Gales of laughter. “Oh, good one. Stick to your weapons.”
The moment blew over, with the usual residue, but in the end I was furious with Lydia for having wiggled around the house on the assumption that I wouldn’t notice. Entrapment, pure and simple. Another few steps down that trail, and Lydia could have owned my law firm. These youngsters look right through you, unless their gaze falls on something they might need. I should have held my wallet aloft with one hand while pointing at my crotch with the other, but I simply lacked the nerve. So (a) babysitter leaves, and (b) here comes Bob. The convenience and economy of this arrangement appealed even to Monika, who allowed that he was “not a bad chicken egg after all.”

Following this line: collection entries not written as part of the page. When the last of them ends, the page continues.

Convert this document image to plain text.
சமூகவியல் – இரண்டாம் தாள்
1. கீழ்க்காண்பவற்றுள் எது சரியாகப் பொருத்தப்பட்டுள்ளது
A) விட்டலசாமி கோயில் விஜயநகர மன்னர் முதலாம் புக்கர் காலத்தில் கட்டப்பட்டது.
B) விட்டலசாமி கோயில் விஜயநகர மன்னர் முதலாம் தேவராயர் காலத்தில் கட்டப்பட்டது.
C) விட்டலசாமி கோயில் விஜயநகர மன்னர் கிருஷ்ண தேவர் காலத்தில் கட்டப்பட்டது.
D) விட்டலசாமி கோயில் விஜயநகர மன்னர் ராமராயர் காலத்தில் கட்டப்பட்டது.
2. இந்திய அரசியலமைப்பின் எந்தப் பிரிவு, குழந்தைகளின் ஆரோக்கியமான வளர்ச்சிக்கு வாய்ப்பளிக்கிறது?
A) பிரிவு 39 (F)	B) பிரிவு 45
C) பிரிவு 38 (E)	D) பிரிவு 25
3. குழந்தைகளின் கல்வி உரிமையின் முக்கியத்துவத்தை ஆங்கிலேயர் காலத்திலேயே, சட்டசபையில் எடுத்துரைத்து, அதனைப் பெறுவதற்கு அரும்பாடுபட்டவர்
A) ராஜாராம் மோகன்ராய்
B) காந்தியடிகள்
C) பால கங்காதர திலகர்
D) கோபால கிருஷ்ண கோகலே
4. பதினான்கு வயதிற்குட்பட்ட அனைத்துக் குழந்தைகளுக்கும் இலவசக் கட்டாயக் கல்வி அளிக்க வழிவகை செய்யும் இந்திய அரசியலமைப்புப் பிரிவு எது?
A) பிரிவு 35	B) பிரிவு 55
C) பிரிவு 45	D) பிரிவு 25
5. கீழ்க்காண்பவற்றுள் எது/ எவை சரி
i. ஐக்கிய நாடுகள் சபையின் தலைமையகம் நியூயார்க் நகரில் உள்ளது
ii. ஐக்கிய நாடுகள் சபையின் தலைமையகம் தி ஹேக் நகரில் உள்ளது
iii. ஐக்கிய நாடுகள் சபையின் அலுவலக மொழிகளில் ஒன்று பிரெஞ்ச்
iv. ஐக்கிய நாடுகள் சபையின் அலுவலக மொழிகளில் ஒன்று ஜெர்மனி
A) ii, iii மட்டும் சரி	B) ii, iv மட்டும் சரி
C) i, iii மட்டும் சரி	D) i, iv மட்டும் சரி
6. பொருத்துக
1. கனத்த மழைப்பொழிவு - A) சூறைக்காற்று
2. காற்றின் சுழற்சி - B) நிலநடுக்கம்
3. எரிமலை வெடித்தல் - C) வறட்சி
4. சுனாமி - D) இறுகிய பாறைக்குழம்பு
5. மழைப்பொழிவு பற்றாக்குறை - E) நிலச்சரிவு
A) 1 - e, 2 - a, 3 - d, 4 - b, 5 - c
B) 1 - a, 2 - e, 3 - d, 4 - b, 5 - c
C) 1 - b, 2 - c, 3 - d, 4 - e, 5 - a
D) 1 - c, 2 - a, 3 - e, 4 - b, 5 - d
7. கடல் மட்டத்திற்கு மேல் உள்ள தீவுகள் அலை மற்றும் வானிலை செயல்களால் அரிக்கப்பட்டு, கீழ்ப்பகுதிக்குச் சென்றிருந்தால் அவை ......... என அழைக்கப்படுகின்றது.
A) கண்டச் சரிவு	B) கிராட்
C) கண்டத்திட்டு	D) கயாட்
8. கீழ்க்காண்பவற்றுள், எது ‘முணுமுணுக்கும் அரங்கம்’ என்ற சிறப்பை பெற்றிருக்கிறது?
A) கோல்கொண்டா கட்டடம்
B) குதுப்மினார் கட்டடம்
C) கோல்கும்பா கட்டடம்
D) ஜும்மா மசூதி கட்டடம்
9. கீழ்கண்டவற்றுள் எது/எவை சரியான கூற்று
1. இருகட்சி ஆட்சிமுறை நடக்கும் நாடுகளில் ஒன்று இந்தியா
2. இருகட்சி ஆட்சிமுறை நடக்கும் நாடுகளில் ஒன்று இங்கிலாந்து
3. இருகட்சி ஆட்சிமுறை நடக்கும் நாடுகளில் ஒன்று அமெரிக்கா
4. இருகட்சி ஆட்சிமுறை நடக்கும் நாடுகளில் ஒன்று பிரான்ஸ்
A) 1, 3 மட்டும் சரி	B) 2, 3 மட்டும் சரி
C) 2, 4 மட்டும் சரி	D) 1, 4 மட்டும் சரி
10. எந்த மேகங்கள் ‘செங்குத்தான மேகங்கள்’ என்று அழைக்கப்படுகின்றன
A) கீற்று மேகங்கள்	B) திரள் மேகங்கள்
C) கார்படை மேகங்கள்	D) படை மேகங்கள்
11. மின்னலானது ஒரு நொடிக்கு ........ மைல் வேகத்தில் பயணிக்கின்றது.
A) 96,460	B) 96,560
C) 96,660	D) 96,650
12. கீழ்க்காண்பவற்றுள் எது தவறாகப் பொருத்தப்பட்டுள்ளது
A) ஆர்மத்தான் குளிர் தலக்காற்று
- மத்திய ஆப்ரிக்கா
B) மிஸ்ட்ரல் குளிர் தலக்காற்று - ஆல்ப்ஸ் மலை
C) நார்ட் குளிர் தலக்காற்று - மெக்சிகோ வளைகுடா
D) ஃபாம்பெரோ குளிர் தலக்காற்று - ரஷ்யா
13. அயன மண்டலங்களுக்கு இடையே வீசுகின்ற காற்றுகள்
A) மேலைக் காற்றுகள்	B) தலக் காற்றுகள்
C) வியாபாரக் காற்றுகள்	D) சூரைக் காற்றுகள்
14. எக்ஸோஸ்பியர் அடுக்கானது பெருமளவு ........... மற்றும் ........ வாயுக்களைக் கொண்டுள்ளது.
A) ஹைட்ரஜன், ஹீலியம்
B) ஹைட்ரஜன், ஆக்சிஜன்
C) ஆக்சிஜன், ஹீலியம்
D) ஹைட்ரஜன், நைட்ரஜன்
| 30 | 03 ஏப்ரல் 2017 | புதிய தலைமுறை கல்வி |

Obviously, we made several forays into marriage counseling, during which we turned each of our counselors into helpless referees. I always felt that these sessions were nothing more than attempts by each side to win over the counselor, with charm, cajoling, whatever it took. In the end, Monika decided that everything that had led to the idea of counseling — Freud, Jung, Judeo-Christianity — was spiritually bankrupt. Therefore, she was going to look back thousands of years and seek the help of a shaman, now resident in Missoula. This shaman, she explained, had the benefit of ten thousand years of human spiritual experience, as opposed to the Johnny-come-latelies of psychoanalysis, and she intended to partake of that knowledge. I listened thoughtfully and replied that it sounded promising so long as she didn’t fuck the shaman.
Thus began our decidedly parallel lives: Monika and her shaman and her architecture, me and my law practice, Bob and Karel. Monika came home in the evening with long rolls of paper under her arm, and I with my briefcase, containing few briefs in these straitened times, to the happy home of Bob and Karel. When Bob left for the night, I held Karel’s rigid little body as he wailed and reached frantically in the direction of Bob’s departure. “Give him something to eat,” Monika remarked on her way into the bedroom.
One afternoon, Monika and I had a rather sharp exchange in the presence of Bob and Karel. I asked innocently if it was absolutely necessary for her to keep using her boarding pass as a bookmark.
Monika said, “None of your business.”
“I suppose it helps to remind you of that shithole where you grew up.”
“It reminds me that they still have airplanes that go back there.”
“Everyone wants to go to Yugoslavia,” I said, “where shooting your neighbor is the national sport.”
“Oh, you’re awful. You’re just so awful. My God, how truly awful you are.”
Karel started to cry, and Bob took him outside. Soon I could see the chains of the swing flashing back and forth and hear Karel’s delighted cries.
Monika had recently undergone an abrupt sartorial change from dark Euro-style clothing to Rocky Mountain chic: hiking boots, painter pants, bright yellow down jacket, and a wool cap with strings hanging down the sides. Now screwing a mountaineer, I thought ungenerously. Her exhaustion, I assumed, owed more to her shagging the mountain man than to anything she was doing in the world of architecture.